Wat houdt 'Energietransitie' in?

In de context van de energietransitie ondergaan de procesindustrie en laboratoria een aanzienlijke verandering, voornamelijk ingegeven door het Klimaatakkoord (Ministerie van Economische Zaken en Klimaat, 2021) en de toenemende wet- en regelgeving met betrekking tot CO2-uitstoot en energieverbruik. Deze voorschriften dwingen bedrijven onder andere om hun energieprestaties nauwlettend te monitoren en te rapporteren, wat de noodzaak van energiemonitoring verder onderstreept.

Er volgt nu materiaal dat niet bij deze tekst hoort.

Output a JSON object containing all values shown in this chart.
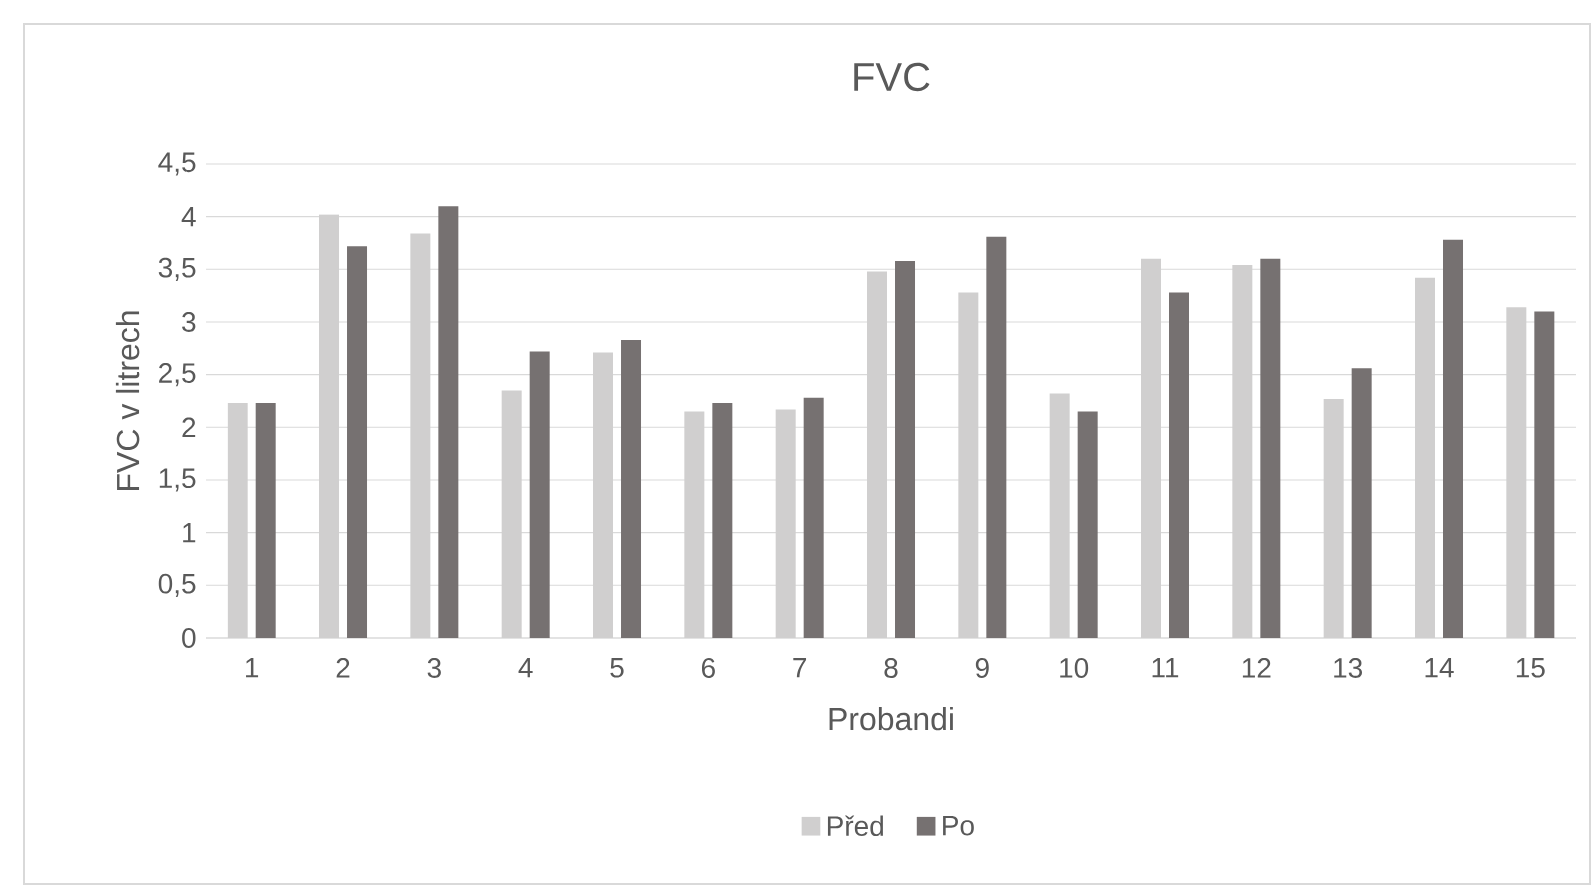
{
  "chart_data": {
    "type": "bar",
    "title": "FVC",
    "xlabel": "Probandi",
    "ylabel": "FVC v litrech",
    "categories": [
      "1",
      "2",
      "3",
      "4",
      "5",
      "6",
      "7",
      "8",
      "9",
      "10",
      "11",
      "12",
      "13",
      "14",
      "15"
    ],
    "series": [
      {
        "name": "Před",
        "color": "#d0cfcf",
        "values": [
          2.23,
          4.02,
          3.84,
          2.35,
          2.71,
          2.15,
          2.17,
          3.48,
          3.28,
          2.32,
          3.6,
          3.54,
          2.27,
          3.42,
          3.14
        ]
      },
      {
        "name": "Po",
        "color": "#767171",
        "values": [
          2.23,
          3.72,
          4.1,
          2.72,
          2.83,
          2.23,
          2.28,
          3.58,
          3.81,
          2.15,
          3.28,
          3.6,
          2.56,
          3.78,
          3.1
        ]
      }
    ],
    "ylim": [
      0,
      4.5
    ],
    "yticks": [
      0,
      {
        "value": 0.5,
        "label": "0,5"
      },
      1,
      {
        "value": 1.5,
        "label": "1,5"
      },
      2,
      {
        "value": 2.5,
        "label": "2,5"
      },
      3,
      {
        "value": 3.5,
        "label": "3,5"
      },
      4,
      {
        "value": 4.5,
        "label": "4,5"
      }
    ],
    "grid": "y",
    "legend": "bottom"
  }
}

Het leveren van bewijslast over hun inspanningen wordt een cruciaal aspect voor organisaties, met de focus op het berekenen en verminderen van de CO2-footprint. De Milieubarometer is een tool om de footprint te berekenen (Stimular, z.d.).

Duurzame energieopwekking

Om te voldoen aan de strenger wordende eisen, zien we een groeiende trend van investeringen in duurzame energieopwekking. Organisaties zoeken naar mogelijkheden om zelf duurzame energie te produceren, zoals door het installeren van zonnepanelen op gebouwen. Deze initiatieven zijn niet alleen gericht op het verminderen van de CO2-uitstoot, maar ook op het verlagen van de energiekosten op de lange termijn. 

Groene productie

De Nederlandse industrie heeft als opgave om zich op groene productie te richten. Steeds meer organisaties gaan over op groene productie, gericht op het minimaliseren van de nadelige gevolgen voor de leefomgeving. In 2023 is het Nationaal Programma Verduurzaming Industrie in het leven geroepen om verschillende initiatieven beter op elkaar af te stemmen. Op termijn dient de procesindustrie over te stappen op duurzame energiebronnen. Sommige productieprocessen zijn moeilijk direct te vergroenen door elektrificatie, zoals hitte-intensieve processen in hoogovens of de productie van plastics. Een mogelijke oplossing is het gebruik van energiebronnen die wel grote hitte of capaciteit leveren, maar toch met groene stroom worden geproduceerd. Een voorbeeld hiervan is waterstof. Dit houdt overigens ook in dat fabrieken hun gasleidingen moeten ombouwen, industriële afsluiters en kleppen geschikt moeten zijn voor waterstof, etc. Het vervangen van olie en gas door schone elektriciteit en waterstof is echter niet van vandaag op morgen klaar en kan niet overal tegelijk. Zo is het bijvoorbeeld nodig dat groene energie wordt opgeslagen als er meer wordt opgewekt dan op dat moment wordt verbruikt. Ook moet waterstof worden gemaakt en vervoerd naar bedrijven (Ministerie van Algemene Zaken & Ministerie van Infrastructuur en Waterstaat, 2023).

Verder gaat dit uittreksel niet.